D-4837/2016 5.4 Aus diesen Erwägungen ergibt sich, dass die angefochtene Verfügung Bundesrecht nicht verletzt, den rechtserheblichen Sachverhalt richtig und vollständig feststellt (Art. 106 Abs. 1 AsylG) und – soweit diesbezüglich überprüfbar – angemessen ist. Die Beschwerde ist abzuweisen. 6. Bei diesem Ausgang des Verfahrens wären die Kosten den Beschwerdeführenden aufzuerlegen (Art. 63 Abs. 1 VwVG). Da ihnen mit Zwischenverfügung vom 25. August 2016 unter der Voraussetzung des Nachreichens einer Bestätigung der Fürsorgeabhängigkeit die unentgeltliche Rechtspflege gemäss Art. 65 Abs. 1 VwVG gewährt und ein solcher Beleg nachgereicht wurde, sind keine Verfahrenskosten zu erheben.

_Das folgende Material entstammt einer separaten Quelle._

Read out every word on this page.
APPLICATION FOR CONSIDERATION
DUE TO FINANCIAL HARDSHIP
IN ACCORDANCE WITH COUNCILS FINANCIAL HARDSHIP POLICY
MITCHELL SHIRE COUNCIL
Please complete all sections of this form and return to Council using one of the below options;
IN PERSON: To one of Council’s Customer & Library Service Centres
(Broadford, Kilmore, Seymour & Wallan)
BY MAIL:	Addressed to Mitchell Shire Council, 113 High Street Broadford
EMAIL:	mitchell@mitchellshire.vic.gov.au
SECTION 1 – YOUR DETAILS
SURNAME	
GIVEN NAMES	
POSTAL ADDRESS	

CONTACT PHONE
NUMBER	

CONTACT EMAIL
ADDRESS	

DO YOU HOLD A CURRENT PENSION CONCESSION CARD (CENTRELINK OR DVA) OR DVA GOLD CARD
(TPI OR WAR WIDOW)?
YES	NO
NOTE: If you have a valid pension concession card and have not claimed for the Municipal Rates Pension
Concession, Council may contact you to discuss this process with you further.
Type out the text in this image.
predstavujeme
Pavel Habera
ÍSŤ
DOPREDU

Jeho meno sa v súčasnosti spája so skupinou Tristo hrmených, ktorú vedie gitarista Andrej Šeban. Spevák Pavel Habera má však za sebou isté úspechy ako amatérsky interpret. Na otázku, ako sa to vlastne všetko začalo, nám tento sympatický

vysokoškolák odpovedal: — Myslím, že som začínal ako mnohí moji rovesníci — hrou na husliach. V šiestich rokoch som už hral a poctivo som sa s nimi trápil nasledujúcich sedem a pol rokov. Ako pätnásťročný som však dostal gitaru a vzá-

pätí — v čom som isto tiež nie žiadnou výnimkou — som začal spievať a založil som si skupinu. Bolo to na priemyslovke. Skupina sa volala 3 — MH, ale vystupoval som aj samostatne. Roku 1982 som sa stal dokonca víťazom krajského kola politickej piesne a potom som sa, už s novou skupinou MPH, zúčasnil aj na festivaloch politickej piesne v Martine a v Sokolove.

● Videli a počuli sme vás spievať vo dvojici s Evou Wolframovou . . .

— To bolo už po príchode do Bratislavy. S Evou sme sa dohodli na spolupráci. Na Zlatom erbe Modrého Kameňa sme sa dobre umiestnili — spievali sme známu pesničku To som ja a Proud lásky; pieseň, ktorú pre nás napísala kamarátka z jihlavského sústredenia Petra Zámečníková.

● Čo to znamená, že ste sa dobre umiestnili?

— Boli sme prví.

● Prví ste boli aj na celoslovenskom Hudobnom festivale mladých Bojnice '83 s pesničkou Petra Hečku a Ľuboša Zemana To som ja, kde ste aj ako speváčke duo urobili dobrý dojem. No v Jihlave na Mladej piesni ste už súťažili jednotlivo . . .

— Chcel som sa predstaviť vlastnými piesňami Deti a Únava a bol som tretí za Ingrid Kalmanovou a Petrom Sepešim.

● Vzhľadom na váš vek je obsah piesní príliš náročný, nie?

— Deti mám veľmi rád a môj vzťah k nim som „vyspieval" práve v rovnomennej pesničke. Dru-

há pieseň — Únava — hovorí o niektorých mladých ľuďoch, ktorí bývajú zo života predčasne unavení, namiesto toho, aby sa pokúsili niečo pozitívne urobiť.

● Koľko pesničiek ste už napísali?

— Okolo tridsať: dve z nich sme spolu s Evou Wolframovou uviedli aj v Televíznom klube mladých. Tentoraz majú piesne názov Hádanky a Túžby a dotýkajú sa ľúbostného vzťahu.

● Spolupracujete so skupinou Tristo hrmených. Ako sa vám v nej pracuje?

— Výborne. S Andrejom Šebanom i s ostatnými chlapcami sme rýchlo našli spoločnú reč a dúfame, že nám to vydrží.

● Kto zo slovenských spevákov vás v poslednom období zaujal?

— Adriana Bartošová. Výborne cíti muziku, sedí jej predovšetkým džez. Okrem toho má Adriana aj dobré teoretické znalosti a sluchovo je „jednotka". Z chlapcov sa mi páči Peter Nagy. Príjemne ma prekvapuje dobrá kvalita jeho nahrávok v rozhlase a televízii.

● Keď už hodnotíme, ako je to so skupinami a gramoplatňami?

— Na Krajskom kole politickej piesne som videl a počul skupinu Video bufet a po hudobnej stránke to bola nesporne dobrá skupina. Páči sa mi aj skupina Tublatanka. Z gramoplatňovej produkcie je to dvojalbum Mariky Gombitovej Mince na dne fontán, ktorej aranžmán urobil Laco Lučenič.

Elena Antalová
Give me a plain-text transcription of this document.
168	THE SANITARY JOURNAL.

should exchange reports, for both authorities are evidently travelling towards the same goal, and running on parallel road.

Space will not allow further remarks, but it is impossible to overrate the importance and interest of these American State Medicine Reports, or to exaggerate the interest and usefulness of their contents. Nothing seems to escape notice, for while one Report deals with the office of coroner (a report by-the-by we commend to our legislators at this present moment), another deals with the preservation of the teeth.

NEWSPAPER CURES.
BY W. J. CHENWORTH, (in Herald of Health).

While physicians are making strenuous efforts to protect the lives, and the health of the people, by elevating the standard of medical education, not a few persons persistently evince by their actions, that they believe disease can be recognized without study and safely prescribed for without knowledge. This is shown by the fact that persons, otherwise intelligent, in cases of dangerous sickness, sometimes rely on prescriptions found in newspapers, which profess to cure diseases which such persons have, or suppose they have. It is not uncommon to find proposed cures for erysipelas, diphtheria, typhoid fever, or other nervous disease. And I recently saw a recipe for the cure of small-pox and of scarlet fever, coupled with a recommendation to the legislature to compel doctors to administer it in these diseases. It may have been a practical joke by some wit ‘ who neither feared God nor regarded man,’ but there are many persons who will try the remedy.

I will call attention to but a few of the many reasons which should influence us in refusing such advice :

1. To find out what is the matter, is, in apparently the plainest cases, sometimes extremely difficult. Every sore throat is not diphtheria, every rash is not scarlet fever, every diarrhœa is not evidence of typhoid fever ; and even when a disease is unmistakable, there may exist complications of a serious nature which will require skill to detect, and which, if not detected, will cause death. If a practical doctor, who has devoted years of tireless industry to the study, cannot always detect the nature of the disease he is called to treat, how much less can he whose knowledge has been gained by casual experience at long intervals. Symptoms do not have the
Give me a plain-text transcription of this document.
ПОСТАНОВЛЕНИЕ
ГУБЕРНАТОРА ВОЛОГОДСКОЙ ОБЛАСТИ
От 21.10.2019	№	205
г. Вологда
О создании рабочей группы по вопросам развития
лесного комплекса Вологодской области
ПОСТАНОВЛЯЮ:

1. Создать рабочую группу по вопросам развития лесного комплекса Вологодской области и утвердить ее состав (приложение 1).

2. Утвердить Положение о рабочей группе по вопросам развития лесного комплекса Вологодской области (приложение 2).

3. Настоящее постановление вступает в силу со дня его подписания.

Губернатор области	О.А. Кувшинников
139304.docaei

(Dispositiv nächste Seite)

D-4837/2016 Demnach erkennt das Bundesverwaltungsgericht: 1. Die Beschwerde wird abgewiesen. 2. Es werden keine Verfahrenskosten auferlegt. 3. Dieses Urteil geht an die Beschwerdeführenden, das SEM und die kantonale Migrationsbehörde.